Another limitation on the effectiveness of Western liberal outrage is that critiques of the Qatari state’s homophobia are so often paired with the much more dubious claim that Qatar’s overall ‘human rights record’ should make it unfit to host the tournament. The problem with this claim is simple hypocrisy: the Western states that referee the global paradigm of ‘human rights’, and serve as the implicit gold standard for that paradigm, are perpetrators of murderous imperialist violence around the world, not to speak of abuses committed against their own populations. There is no substantial reason to see Qatar as any more ‘unfit’ to host the World Cup than the scheduled 2026 co-host, the United States – a state which is currently enabling a protracted genocide in Yemen, sponsoring apartheid in Israel, and enslaving millions of its own citizens through its prison-industrial complex.

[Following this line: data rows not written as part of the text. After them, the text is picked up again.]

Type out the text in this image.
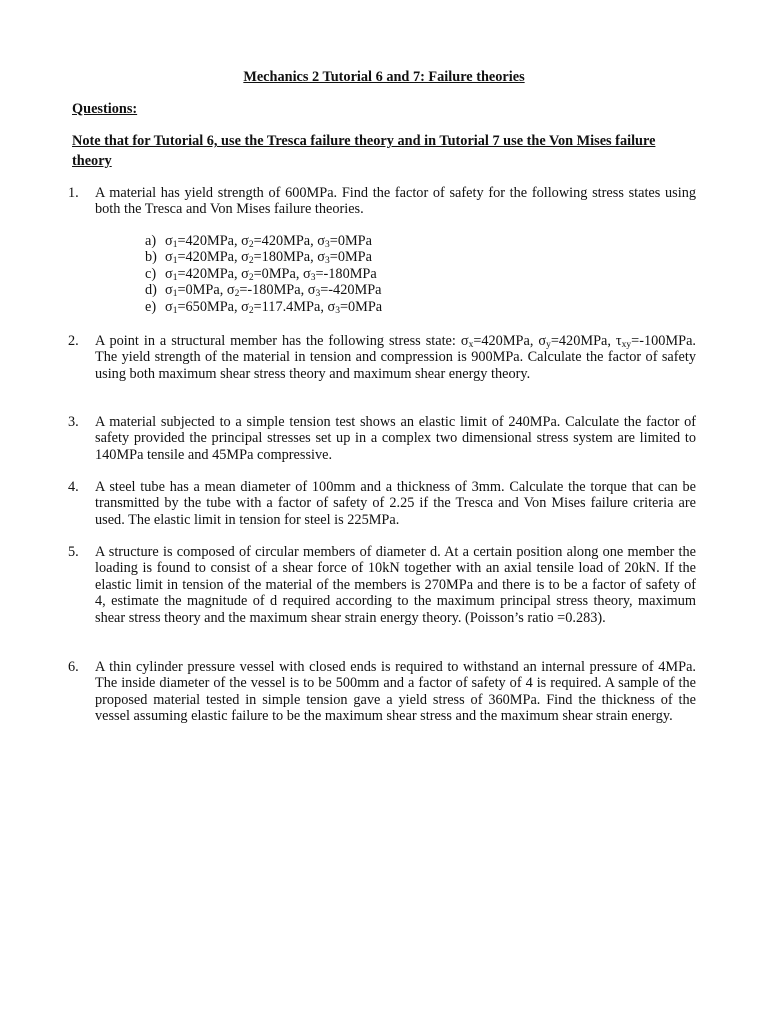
Mechanics 2 Tutorial 6 and 7: Failure theories
Questions:
Note that for Tutorial 6, use the Tresca failure theory and in Tutorial 7 use the Von Mises failure theory
1. A material has yield strength of 600MPa. Find the factor of safety for the following stress states using both the Tresca and Von Mises failure theories.
a) $\sigma_1=420MPa$, $\sigma_2=420MPa$, $\sigma_3=0MPa$
b) $\sigma_1=420MPa$, $\sigma_2=180MPa$, $\sigma_3=0MPa$
c) $\sigma_1=420MPa$, $\sigma_2=0MPa$, $\sigma_3=-180MPa$
d) $\sigma_1=0MPa$, $\sigma_2=-180MPa$, $\sigma_3=-420MPa$
e) $\sigma_1=650MPa$, $\sigma_2=117.4MPa$, $\sigma_3=0MPa$
2. A point in a structural member has the following stress state: $\sigma_x=420MPa$, $\sigma_y=420MPa$, $\tau_{xy}=-100MPa$. The yield strength of the material in tension and compression is 900MPa. Calculate the factor of safety using both maximum shear stress theory and maximum shear energy theory.
3. A material subjected to a simple tension test shows an elastic limit of 240MPa. Calculate the factor of safety provided the principal stresses set up in a complex two dimensional stress system are limited to 140MPa tensile and 45MPa compressive.
4. A steel tube has a mean diameter of 100mm and a thickness of 3mm. Calculate the torque that can be transmitted by the tube with a factor of safety of 2.25 if the Tresca and Von Mises failure criteria are used. The elastic limit in tension for steel is 225MPa.
5. A structure is composed of circular members of diameter d. At a certain position along one member the loading is found to consist of a shear force of 10kN together with an axial tensile load of 20kN. If the elastic limit in tension of the material of the members is 270MPa and there is to be a factor of safety of 4, estimate the magnitude of d required according to the maximum principal stress theory, maximum shear stress theory and the maximum shear strain energy theory. (Poisson’s ratio =0.283).
6. A thin cylinder pressure vessel with closed ends is required to withstand an internal pressure of 4MPa. The inside diameter of the vessel is to be 500mm and a factor of safety of 4 is required. A sample of the proposed material tested in simple tension gave a yield stress of 360MPa. Find the thickness of the vessel assuming elastic failure to be the maximum shear stress and the maximum shear strain energy.
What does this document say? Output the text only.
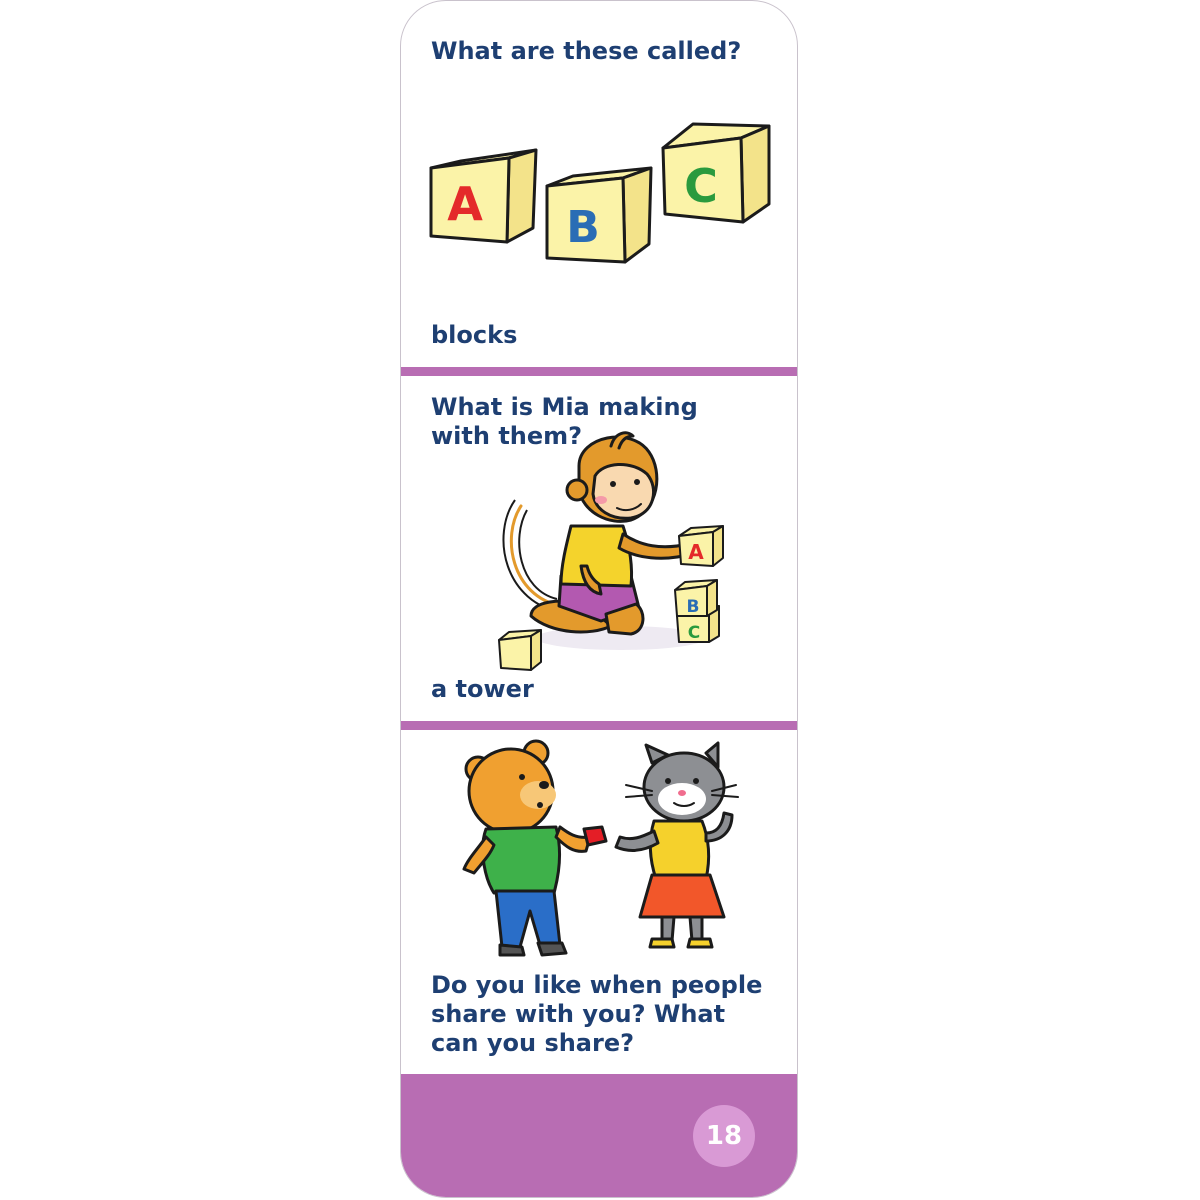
What are these called?

A B
C

blocks

What is Mia making
with them?

A
C
B

a tower

Do you like when people
share with you? What
can you share?

18
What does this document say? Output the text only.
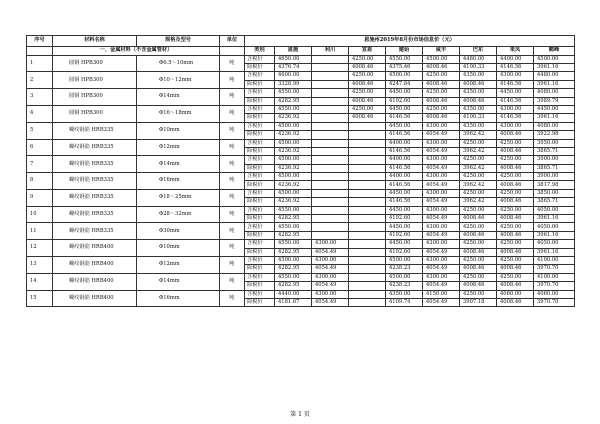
序号	材料名称	规格及型号	单位	恩施州2019年8月份市场信息价（元）								
	一、金属材料（不含金属管材）			类别	恩施	利川	宣恩	建始	咸丰	巴东	来凤	鹤峰
1	圆钢 HPB300	Φ6.5～10mm	吨	含税价	4650.00		4250.00	4550.00	4500.00	4480.00	4400.00	4500.00
				除税价	4376.74		4008.46	4375.46	4008.46	4100.33	4146.56	3961.16
2	圆钢 HPB300	Φ10～12mm	吨	含税价	4600.00		4250.00	4500.00	4250.00	4350.00	4300.00	4480.00
				除税价	3328.99		4008.46	4247.84	4008.46	4008.46	4146.56	3961.16
3	圆钢 HPB300	Φ14mm	吨	含税价	4550.00		4250.00	4450.00	4250.00	4350.00	4450.00	4080.00
				除税价	4282.95		4008.46	4192.60	4008.46	4008.46	4146.56	3989.79
4	圆钢 HPB300	Φ16～18mm	吨	含税价	4550.00		4250.00	4450.00	4250.00	4350.00	4300.00	4450.00
				除税价	4236.92		4008.46	4146.56	4008.46	4100.33	4146.56	3961.16
5	螺纹钢筋 HRB335	Φ10mm	吨	含税价	4500.00			4450.00	4300.00	4350.00	4300.00	4080.00
				除税价	4236.92			4146.56	4054.49	3962.42	4008.46	3922.98
6	螺纹钢筋 HRB335	Φ12mm	吨	含税价	4500.00			4400.00	4300.00	4250.00	4250.00	3950.00
				除税价	4236.92			4146.56	4054.49	3962.42	4008.46	3865.71
7	螺纹钢筋 HRB335	Φ14mm	吨	含税价	4500.00			4400.00	4300.00	4250.00	4250.00	3900.00
				除税价	4236.92			4146.56	4054.49	3962.42	4008.46	3865.71
8	螺纹钢筋 HRB335	Φ16mm	吨	含税价	4500.00			4400.00	4300.00	4250.00	4250.00	3900.00
				除税价	4236.92			4146.56	4054.49	3962.42	4008.46	3817.98
9	螺纹钢筋 HRB335	Φ18～25mm	吨	含税价	4500.00			4450.00	4300.00	4250.00	4250.00	3850.00
				除税价	4236.92			4146.56	4054.49	3962.42	4008.46	3865.71
10	螺纹钢筋 HRB335	Φ28～32mm	吨	含税价	4550.00			4450.00	4300.00	4250.00	4250.00	4050.00
				除税价	4282.95			4192.60	4054.49	4008.46	4008.46	3961.16
11	螺纹钢筋 HRB335	Φ30mm	吨	含税价	4550.00			4450.00	4300.00	4250.00	4250.00	4050.00
				除税价	4282.95			4192.60	4054.49	4008.46	4008.46	3961.16
12	螺纹钢筋 HRB400	Φ10mm	吨	含税价	4550.00	4300.00		4450.00	4300.00	4250.00	4250.00	4050.00
				除税价	4282.95	4054.49		4192.60	4054.49	4008.46	4008.46	3961.16
13	螺纹钢筋 HRB400	Φ12mm	吨	含税价	4500.00	4300.00		4500.00	4300.00	4250.00	4250.00	4100.00
				除税价	4282.95	4054.49		4238.23	4054.49	4008.46	4008.46	3970.70
14	螺纹钢筋 HRB400	Φ14mm	吨	含税价	4550.00	4300.00		4500.00	4300.00	4250.00	4250.00	4100.00
				除税价	4282.95	4054.49		4238.23	4054.49	4008.46	4008.46	3970.70
15	螺纹钢筋 HRB400	Φ16mm	吨	含税价	4440.00	4300.00		4350.00	4150.00	4250.00	4060.00	4060.00
				除税价	4181.67	4054.49		4109.74	4054.49	3907.18	4008.46	3970.70
第 1 页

There is a discussion worth having here: one that grapples seriously both with the genuinely appalling abuses of the Qatari state, and with the hollowness and hypocrisy of Western hand-wringing over ‘human rights’. It hasn’t been had, and instead the World Cup presents two alienating spectacles side by side: on the one hand, a World Cup built through indentured labour as a PR exercise for delusional plutocrats; on the other, a confused melee of cultural recriminations about the rights of a small number of queer Western would-be attendees. This endless hoofing back-and-forth of accusations between Western liberal ideologues and apologists for the Qatari state might be about us, but it is mostly without us. It does little to help queer people, either here or there.